Os institutos e ONG’s relacionados à saúde seguem a mesma direção da OMS e dos dicionários para definição do suicídio: “ato ou efeito de suicidar-se”, “ato intencional de matar a si mesmo” e até definições em sentido figurado (nome dado pelo próprio dicionário): “desgraça ou ruína causada por ação do próprio indivíduo, ou por falta de discernimento, de previdência”.
As estatísticas sobre suicídio são precárias e pouco confiáveis. A OMS declara receber regularmente dados fidedignos de 60 países filiados, enquanto outros cerca de 110 países simplesmente não atualizam seus dados, ou não levam a sério políticas e campanhas de prevenção, ou enviam dados defasados. É exatamente nestes “outros” países que acontecem aproximadamente 80% dos suicídios do planeta.
A partir disto, estima-se que 800 mil pessoas morram por suicídio ao ano, uma média de 1 suicídio praticado a cada 40 segundos.
Números à parte, é preciso perguntar: Como nós pensamos o suicídio?
Diferentes áreas da psicologia e da psiquiatria vêm tratando há décadas o suicídio como consequência de distúrbios como esquizofrenia e depressão. Se por um lado há estudos associando depressão e suicídio, é preciso salientar que nem toda depressão é biológica; e por mais que haja estudos avançados em diferentes países quanto à esquizofrenia, o que se sabe não é o suficiente para uma conclusão sobre a relação patologia – fatores de risco.
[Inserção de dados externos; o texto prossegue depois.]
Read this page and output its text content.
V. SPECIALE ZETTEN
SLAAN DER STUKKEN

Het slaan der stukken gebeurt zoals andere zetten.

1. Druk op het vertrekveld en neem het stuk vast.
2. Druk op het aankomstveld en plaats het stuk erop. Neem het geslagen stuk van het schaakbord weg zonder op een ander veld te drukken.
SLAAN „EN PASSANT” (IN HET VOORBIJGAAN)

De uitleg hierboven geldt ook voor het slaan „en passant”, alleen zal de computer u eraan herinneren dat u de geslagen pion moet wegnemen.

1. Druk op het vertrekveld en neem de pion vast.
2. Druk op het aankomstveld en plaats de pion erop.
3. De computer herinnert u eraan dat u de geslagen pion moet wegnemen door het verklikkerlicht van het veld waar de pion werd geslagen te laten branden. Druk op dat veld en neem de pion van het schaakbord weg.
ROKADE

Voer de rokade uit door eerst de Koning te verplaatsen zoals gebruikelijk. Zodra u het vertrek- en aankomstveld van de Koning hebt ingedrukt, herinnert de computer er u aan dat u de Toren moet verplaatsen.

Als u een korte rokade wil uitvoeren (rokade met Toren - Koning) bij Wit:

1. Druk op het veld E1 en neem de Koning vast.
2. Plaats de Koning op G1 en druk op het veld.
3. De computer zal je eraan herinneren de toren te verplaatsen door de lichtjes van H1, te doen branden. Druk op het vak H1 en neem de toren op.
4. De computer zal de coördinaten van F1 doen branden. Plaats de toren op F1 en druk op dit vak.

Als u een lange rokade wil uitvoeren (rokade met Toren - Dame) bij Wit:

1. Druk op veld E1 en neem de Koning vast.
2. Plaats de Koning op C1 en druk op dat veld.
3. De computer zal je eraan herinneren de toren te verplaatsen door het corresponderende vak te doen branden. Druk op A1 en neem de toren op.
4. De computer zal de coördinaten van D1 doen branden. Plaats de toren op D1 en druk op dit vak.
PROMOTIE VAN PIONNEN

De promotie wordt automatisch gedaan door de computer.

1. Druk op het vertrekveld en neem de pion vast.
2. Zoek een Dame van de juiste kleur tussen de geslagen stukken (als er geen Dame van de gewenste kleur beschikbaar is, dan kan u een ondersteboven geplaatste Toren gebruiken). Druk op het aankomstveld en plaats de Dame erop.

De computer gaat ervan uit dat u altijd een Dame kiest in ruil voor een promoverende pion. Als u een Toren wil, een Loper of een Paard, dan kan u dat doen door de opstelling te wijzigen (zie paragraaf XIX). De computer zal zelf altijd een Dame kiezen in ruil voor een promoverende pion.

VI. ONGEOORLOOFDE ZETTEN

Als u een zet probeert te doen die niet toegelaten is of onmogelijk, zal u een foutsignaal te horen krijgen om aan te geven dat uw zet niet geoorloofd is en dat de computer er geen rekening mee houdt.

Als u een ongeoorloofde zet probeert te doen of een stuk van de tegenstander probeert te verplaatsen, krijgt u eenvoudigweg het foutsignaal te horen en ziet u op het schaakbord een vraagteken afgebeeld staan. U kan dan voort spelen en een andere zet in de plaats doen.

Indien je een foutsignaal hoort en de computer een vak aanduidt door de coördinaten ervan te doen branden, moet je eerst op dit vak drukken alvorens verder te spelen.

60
Historicamente, os povos tratam o corpo do suicida diferentemente dos demais mortos. Corpos mutilados, enterros em locais distantes, proibições de menções em cultos religiosos, etc. Esta herança cultural milenar nos trás reflexos. Hoje em dia, não agimos muito diferente de nossos antepassados: saudamos alguém que luta bravamente contra um câncer e as dores da quimioterapia, mesmo que perca a batalha; mas reprovamos, ou, quando muito, sentimos “pena” do suicida e/ou de sua família.
Mesmo entre os suicídios há diferenciações. Àqueles suicídios que parecem valorizar a vida, glórias póstumas são reservadas. Por exemplo, um soldado numa situação de guerra que fica para trás como isca para o inimigo apenas para que seus companheiros tenham chance de escapar, certamente terá honrarias militares em seu funeral. Não será o caso do seu colega que der cabo da própria vida por algum outro método.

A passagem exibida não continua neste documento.